Without the trillions of yen spent by the government on agricultural protection, agricultural output in Japan could be close to zero. The current policy is to support rice producers by buying their rice at a support price. Yamashita asserts that this encourages small-size part-time farmers “because it is cheaper for them to grow rice than to buy it in town.”

The current government, formed by the Democratic Party of Japan (DPJ) in September 2009, is planning new subsidies that will cover the difference between the production cost of rice and the price set by the market. This subsidy will not change the current high price levels, which must be matched by high tariffs that Japan will have to secure in future WTO and free trade agreement negotiations. The current tariff rates on rice are at a high 788 percent.

Despite Japan’s growth of population from 70 million to 130 million since the end of World War II, rice consumption per person has decreased by half over the past 40 years. Now the demographic trend is being reversed as the Japanese population is not only on the decline, but also aging. Rice consumption per capita is therefore expected to decrease even more.

This may forecast changes in land use as the current 8.5 million tons a of rice consumed per year potentially erodes to 3.5 million tons. Two million hectares of rice fields would have to change purpose.

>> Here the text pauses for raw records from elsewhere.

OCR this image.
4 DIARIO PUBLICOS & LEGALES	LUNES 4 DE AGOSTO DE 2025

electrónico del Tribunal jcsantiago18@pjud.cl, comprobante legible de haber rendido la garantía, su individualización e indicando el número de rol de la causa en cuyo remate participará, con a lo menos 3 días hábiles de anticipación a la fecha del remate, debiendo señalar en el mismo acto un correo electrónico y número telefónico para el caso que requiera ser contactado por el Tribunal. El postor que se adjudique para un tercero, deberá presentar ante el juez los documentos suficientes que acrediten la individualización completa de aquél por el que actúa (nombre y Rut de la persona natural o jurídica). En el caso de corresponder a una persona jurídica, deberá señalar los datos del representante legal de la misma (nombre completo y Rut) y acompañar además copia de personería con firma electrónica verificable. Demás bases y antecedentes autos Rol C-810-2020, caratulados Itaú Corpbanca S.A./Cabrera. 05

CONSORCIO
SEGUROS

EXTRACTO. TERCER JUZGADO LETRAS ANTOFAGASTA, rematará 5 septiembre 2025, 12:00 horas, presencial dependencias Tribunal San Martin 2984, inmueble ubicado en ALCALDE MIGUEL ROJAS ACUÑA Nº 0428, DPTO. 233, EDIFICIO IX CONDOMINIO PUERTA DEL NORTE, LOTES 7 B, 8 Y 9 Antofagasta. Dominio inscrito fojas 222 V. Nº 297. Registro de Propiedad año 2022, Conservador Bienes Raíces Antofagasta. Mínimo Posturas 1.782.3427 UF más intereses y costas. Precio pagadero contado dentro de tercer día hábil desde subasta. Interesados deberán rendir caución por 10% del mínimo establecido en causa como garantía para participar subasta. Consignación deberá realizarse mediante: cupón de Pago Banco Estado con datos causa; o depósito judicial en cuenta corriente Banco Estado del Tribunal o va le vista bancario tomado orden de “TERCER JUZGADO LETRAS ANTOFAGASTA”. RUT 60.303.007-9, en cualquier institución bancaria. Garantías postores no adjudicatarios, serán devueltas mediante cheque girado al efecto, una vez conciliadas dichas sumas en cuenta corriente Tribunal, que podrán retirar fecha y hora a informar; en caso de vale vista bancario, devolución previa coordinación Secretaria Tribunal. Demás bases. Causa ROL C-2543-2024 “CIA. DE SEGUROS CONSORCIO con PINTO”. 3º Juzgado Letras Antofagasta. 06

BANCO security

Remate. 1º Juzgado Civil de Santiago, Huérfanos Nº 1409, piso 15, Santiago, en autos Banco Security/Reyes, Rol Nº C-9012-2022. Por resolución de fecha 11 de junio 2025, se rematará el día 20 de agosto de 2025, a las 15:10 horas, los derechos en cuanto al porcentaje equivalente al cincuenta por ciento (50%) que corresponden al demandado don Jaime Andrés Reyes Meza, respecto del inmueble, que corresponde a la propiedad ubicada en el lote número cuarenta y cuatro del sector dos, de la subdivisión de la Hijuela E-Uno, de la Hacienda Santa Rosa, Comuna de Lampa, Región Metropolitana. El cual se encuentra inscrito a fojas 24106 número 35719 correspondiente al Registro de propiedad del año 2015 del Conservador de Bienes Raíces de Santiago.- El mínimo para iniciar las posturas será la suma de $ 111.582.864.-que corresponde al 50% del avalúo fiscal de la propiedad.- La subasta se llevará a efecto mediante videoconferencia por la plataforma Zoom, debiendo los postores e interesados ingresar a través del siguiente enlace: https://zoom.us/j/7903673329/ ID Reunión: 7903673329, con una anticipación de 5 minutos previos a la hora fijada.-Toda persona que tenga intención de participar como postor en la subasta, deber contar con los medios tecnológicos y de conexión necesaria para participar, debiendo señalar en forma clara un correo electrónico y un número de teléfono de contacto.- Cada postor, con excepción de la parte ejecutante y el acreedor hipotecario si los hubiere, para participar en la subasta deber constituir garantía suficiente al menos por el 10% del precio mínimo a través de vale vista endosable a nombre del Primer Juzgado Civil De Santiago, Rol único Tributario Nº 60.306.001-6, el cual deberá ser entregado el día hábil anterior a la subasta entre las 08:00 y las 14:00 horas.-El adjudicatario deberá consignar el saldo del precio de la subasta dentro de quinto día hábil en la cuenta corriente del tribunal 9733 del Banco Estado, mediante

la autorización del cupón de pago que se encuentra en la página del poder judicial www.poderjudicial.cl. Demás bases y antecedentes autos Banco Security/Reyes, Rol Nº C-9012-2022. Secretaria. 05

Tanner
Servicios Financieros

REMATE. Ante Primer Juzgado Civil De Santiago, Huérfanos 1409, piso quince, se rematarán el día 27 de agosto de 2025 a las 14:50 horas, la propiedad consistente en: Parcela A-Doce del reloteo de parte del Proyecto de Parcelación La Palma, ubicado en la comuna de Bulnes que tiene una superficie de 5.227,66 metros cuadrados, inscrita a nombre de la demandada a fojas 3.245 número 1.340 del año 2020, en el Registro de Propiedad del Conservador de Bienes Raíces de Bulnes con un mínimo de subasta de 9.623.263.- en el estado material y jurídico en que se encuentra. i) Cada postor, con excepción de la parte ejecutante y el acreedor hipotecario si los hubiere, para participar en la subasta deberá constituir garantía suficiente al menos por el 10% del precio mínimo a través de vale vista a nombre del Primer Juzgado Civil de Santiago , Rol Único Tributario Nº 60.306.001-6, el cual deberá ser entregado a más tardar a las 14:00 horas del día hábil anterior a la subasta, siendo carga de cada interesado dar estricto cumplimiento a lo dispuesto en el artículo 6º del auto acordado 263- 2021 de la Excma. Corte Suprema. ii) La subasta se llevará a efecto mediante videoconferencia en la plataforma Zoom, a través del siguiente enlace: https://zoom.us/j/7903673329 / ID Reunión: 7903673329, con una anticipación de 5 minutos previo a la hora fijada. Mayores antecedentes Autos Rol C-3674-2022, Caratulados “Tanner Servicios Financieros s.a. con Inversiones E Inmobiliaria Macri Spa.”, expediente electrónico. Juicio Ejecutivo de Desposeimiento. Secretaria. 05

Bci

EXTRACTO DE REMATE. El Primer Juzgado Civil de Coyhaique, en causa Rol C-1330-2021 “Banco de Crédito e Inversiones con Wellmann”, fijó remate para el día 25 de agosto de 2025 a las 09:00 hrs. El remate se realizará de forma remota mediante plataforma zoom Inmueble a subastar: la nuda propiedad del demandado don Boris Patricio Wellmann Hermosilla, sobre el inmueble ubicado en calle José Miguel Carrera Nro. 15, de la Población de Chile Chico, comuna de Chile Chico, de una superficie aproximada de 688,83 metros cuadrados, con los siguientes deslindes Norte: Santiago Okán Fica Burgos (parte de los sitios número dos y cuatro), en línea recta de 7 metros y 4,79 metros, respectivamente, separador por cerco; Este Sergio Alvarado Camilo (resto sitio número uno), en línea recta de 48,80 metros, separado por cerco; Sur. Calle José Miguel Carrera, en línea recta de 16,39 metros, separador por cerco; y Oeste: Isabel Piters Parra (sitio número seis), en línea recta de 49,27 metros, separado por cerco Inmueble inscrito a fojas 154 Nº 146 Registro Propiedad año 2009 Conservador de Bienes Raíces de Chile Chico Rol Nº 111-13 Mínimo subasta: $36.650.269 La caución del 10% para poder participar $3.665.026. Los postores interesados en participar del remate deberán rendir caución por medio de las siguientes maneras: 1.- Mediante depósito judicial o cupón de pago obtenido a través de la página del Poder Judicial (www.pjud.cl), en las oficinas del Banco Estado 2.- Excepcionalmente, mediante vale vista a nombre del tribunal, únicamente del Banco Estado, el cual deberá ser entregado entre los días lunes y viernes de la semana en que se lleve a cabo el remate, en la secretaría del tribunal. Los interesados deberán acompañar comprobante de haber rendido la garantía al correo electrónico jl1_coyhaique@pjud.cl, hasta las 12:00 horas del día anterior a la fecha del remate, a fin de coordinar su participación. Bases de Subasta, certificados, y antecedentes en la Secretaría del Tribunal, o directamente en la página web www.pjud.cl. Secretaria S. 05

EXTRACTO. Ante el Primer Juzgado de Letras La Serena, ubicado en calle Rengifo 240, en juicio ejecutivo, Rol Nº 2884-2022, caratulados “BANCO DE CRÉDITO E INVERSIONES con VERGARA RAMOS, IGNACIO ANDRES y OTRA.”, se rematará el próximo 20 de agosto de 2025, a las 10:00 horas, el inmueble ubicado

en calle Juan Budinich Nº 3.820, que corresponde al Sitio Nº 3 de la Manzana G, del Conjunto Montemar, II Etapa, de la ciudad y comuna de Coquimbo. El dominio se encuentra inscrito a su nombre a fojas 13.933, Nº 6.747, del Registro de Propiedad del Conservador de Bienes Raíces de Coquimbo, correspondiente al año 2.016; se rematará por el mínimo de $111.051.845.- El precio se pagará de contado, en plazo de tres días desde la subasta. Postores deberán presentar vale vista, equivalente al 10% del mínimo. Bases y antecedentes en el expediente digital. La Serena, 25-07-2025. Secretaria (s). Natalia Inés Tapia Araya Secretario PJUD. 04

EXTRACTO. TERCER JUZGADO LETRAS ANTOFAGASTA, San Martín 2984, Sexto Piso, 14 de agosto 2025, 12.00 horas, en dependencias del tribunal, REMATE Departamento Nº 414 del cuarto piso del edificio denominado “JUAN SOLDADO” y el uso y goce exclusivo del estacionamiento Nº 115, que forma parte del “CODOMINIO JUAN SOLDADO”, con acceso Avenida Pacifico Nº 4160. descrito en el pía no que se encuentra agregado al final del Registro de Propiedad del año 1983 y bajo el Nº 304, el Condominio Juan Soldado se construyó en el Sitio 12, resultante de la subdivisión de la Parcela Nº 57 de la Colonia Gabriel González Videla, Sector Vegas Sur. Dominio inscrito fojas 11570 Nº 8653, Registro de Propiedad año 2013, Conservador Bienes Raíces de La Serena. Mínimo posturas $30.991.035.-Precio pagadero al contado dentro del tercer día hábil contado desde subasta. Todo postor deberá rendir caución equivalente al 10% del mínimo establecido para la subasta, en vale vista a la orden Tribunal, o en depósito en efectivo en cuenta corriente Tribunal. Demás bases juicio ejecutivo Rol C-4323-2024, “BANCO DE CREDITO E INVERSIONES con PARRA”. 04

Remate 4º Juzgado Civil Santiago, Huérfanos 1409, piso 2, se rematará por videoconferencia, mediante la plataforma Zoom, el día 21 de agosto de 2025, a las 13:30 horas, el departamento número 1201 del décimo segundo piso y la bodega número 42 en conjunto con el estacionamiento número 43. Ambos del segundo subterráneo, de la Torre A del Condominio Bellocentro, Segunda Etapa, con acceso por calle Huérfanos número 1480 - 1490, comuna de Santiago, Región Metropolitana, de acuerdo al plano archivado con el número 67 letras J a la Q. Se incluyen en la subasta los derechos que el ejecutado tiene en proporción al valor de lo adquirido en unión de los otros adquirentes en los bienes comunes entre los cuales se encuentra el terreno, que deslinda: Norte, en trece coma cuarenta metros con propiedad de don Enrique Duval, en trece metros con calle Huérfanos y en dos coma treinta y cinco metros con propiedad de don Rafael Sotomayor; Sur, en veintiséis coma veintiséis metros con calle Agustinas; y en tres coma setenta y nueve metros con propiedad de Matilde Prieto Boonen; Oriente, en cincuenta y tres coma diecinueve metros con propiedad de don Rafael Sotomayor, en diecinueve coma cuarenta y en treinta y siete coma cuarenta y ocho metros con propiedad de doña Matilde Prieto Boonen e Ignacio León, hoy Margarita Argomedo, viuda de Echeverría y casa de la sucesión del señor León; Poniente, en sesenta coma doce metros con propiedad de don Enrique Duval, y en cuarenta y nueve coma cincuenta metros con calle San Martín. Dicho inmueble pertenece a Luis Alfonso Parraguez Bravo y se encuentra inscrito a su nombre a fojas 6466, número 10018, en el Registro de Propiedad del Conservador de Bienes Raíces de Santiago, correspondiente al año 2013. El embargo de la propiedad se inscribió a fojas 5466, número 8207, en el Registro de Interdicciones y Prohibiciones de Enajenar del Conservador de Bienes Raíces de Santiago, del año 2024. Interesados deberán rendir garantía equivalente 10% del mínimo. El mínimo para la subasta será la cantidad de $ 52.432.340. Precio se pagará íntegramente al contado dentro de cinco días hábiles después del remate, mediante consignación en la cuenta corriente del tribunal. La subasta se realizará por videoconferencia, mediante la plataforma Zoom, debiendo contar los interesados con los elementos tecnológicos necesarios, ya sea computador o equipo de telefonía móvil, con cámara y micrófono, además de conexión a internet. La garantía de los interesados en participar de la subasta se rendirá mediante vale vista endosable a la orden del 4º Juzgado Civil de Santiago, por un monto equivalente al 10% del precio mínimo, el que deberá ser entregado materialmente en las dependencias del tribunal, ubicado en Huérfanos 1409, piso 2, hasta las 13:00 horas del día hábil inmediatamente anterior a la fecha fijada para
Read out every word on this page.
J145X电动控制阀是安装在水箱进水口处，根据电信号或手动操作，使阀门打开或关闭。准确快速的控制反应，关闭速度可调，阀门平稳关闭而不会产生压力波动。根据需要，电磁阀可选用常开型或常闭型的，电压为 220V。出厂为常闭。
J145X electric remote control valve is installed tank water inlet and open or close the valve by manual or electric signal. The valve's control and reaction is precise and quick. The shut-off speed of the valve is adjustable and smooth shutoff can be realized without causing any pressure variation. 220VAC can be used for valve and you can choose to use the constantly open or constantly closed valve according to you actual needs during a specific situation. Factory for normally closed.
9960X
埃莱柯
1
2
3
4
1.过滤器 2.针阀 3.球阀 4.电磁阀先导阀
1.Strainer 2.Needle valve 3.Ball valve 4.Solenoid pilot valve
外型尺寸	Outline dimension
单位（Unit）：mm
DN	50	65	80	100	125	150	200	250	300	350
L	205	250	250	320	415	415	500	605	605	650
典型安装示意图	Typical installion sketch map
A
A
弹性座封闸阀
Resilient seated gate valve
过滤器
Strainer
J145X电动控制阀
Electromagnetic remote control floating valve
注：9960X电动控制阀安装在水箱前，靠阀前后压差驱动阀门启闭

A solution to the problem advanced by Yamashita, an expert on agricultural economics, is for the government to hold back its new production adjustment plan and take advantage of the rising demand for Japanese rice to lower the current fixed production price of rice of 15,000 yen (US$163) per 312 pounds below the Chinese price, which sits at 10,000 yen (US$109). Japan would thus not need to import rice anymore and could potentially export its rice.